Now, why is this a complete invariant? Take a non-separating simple closed curves $C$ in $T$. We may as well take a self-homeomorphism of $T$ so that without loss of generality we may assume $C$ has a slope of $1/0$. We will show that $C$ is isotopic to $C_{1,0}$. By a standard appeal to transversality, we may assume $C$ intersects $C_{1,0}$ transversely at finitely many points, since it is isotopic to one that does.

We're going to show that $C$ is isotopic to a curve that does not intersect $C_{1,0}$. In $T-C_{1,0}$, $C-C_{1,0}$ is a collection of loops and arcs. If there are any loops, then there are no arcs and hence no intersection, so consider the case of no loops. Arcs come in two varieties: those that go from one side of $C_{1,0}$ to the other ("through-arcs") and those that go from one side of $C_{1,0}$ to the same side ("back-arcs"). Consider the regions of $T-(C\cup C_{1,0})$. If there is a back-arc, then there is a disk region bounded only by that back-arc and an arc from $C_{1,0}$, by taking an "inner-most" back-arc according to some partial order. Use this disk to isotope $C$ to remove two points of intersection. By induction, there are no back-arcs and only through-arcs. If there were only through-arcs, though, then the slope of $C$ couldn't be $1/0$, but instead $a/b$ where $b$ is the number of through-arcs.

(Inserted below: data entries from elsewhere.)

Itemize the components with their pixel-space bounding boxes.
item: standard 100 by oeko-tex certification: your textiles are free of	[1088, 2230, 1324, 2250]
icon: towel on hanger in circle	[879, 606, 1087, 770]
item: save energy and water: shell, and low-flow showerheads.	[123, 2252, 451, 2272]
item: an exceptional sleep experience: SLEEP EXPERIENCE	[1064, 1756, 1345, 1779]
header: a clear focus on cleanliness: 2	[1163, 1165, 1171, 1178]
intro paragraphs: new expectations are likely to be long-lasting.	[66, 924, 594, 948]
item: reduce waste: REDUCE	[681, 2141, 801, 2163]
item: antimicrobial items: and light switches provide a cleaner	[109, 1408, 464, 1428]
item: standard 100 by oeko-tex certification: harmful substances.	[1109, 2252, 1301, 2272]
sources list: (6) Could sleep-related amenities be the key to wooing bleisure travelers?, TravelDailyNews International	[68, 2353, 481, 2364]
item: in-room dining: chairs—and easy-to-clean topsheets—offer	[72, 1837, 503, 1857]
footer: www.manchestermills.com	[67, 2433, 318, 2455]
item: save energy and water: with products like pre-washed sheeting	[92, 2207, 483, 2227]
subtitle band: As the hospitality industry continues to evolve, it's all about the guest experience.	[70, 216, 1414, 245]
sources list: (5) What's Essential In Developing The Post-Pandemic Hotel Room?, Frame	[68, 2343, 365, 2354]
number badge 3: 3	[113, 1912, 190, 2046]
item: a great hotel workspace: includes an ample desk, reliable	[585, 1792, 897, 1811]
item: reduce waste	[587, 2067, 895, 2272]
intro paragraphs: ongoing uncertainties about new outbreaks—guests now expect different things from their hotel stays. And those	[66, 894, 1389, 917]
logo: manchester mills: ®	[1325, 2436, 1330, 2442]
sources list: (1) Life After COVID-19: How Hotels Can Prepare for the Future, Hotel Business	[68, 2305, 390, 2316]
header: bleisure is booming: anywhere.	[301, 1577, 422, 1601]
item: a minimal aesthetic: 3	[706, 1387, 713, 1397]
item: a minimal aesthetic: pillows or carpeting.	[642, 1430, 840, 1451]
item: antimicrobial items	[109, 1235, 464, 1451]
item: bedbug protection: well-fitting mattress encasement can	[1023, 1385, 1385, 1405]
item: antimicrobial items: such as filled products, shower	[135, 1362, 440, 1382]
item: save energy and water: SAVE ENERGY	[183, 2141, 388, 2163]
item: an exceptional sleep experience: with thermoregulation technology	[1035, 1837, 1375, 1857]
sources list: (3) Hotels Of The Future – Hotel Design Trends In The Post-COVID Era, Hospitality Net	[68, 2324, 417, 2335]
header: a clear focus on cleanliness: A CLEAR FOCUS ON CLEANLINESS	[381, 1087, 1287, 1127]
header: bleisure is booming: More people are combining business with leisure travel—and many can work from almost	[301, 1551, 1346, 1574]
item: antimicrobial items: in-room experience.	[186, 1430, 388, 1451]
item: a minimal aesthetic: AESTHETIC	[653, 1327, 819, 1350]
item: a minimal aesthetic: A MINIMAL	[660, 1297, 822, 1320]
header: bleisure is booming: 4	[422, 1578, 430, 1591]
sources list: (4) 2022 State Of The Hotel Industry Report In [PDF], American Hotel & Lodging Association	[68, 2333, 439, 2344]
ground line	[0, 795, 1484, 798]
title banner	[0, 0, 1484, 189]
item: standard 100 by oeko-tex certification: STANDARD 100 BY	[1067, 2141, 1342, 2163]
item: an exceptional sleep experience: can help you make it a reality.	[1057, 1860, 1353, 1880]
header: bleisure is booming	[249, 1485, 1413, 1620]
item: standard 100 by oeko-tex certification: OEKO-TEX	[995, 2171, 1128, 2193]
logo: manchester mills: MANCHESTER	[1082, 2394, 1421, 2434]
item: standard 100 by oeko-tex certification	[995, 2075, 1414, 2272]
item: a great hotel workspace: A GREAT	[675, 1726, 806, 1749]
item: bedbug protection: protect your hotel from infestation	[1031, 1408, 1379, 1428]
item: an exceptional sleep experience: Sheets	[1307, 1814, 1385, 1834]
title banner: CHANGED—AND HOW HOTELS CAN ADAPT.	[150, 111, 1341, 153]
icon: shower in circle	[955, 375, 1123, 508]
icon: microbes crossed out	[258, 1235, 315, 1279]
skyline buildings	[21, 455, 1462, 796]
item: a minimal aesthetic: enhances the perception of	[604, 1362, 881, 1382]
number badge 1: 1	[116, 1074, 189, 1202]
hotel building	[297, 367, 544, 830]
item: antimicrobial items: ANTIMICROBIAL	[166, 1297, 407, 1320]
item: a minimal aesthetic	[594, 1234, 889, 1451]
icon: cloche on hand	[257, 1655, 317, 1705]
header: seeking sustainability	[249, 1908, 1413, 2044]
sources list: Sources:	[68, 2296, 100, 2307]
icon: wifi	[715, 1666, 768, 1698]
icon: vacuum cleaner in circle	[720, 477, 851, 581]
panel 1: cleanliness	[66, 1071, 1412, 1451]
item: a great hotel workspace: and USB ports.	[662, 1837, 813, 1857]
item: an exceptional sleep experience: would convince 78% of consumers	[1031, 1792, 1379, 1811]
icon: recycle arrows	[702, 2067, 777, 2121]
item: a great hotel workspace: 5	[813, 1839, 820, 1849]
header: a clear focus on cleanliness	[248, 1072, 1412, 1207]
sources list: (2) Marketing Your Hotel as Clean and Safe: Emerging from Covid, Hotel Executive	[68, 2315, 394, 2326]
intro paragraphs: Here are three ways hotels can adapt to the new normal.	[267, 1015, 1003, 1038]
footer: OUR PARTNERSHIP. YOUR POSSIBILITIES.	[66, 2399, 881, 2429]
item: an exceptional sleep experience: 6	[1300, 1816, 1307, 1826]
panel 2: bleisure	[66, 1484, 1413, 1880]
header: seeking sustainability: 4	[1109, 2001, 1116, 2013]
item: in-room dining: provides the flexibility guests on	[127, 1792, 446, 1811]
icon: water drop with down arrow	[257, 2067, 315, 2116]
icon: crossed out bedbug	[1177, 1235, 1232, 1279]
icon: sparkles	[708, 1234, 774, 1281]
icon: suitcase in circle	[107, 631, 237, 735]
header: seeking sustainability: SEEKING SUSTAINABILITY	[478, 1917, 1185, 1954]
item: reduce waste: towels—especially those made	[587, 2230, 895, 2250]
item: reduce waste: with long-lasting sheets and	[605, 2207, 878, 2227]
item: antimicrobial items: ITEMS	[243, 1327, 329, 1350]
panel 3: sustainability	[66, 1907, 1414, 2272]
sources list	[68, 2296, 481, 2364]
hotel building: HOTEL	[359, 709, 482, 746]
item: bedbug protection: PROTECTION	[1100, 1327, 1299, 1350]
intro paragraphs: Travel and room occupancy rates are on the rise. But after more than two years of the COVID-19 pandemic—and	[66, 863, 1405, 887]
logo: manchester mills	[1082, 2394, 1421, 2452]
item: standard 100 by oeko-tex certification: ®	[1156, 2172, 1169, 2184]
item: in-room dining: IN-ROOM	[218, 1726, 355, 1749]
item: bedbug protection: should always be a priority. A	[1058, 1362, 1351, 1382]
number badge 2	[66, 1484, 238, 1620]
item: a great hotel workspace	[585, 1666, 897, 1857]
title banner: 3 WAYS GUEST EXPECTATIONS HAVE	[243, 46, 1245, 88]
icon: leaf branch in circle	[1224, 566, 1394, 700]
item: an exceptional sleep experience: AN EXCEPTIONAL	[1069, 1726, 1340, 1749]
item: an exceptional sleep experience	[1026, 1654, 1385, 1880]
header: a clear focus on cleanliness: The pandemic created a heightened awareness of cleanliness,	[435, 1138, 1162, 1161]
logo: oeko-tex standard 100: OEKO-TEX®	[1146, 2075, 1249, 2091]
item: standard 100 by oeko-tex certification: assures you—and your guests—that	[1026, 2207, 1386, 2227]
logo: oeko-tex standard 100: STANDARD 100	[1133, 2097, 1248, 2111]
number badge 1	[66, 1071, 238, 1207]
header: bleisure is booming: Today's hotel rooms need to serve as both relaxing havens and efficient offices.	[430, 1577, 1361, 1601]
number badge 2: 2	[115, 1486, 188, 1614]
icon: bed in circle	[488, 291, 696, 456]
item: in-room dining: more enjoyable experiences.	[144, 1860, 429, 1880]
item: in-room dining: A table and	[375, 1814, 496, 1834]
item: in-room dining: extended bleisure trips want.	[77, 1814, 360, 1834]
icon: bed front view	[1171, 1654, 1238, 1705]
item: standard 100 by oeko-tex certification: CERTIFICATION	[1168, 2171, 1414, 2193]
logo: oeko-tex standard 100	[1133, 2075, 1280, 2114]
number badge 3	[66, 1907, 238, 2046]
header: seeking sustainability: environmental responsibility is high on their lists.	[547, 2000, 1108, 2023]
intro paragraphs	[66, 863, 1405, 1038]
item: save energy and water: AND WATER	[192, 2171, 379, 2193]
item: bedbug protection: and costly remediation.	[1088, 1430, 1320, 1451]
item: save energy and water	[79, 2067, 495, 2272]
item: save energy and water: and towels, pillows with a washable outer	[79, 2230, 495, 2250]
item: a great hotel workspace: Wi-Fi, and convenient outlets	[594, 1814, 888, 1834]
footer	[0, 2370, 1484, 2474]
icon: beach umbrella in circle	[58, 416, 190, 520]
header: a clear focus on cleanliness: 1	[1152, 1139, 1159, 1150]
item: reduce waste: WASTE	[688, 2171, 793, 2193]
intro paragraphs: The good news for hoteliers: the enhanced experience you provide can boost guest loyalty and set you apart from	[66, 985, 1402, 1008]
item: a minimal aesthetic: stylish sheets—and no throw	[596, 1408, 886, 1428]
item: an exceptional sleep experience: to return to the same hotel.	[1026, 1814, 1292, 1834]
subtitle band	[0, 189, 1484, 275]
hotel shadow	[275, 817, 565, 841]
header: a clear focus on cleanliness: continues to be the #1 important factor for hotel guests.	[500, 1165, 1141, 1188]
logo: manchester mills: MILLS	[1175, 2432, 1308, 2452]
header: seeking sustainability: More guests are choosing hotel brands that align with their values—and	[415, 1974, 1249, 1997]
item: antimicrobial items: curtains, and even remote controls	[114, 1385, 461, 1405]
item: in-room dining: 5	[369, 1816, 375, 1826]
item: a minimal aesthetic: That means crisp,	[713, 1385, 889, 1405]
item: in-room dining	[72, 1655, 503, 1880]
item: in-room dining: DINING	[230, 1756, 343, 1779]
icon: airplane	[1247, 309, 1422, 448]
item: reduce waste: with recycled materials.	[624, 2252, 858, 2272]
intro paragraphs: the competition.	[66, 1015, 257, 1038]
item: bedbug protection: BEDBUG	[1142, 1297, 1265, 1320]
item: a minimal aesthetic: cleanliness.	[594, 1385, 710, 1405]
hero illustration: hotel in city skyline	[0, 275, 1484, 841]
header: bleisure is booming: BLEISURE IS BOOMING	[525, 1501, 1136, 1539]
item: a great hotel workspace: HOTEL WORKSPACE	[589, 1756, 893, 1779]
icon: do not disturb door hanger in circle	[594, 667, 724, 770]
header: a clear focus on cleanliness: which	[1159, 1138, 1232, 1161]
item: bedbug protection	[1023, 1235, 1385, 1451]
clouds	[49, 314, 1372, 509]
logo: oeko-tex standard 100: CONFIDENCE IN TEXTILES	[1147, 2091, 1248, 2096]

Thus, $C$ is isotopic to a loop in the annulus $T-C_{1,0}$, and by the theory of isotopy classes of separating simple closed curves in an annulus, $C$ is isotopic to the core circle, and therefore to $C_{1,0}$.

Answer 5

$\bullet$ Suppose $(p,q)$ is a simple torus curve. There exists a closed curve $(a,b)$ that intersects $(p,q)$ exactly once. Therefore, $|ap-bq|=1$ (see here), which shows that $pb-qa=\pm 1$, so $\gcd(p,q)=1$.

$\bullet$ Suppose that $\gcd(p,q)=1$. We know that the fundamental group of the Torus is generated by $[\nu]$ and $[\mu]$, where $\mu$ is the $(1,0)$-curve and $\nu $ is the $(0,1)$-curve (we consider them as loops based at the origin). The element $p[\mu]+q[\nu]$ is an element of the fundamental group and it is primitive (due to the fact that $\gcd(p,q)=1$). $[(p,q)]\in\pi_1(T)$ is not a multiple of any elements. Therefore, the $(p,q)$-curve cannot intersect itself. It follows that the $(p,q)$-curve must be a simple curve.

Now, it is clear that there is a bijection between the set of simple closed curves on the Torus and $\mathbb{Q}\cup\{\infty\}$.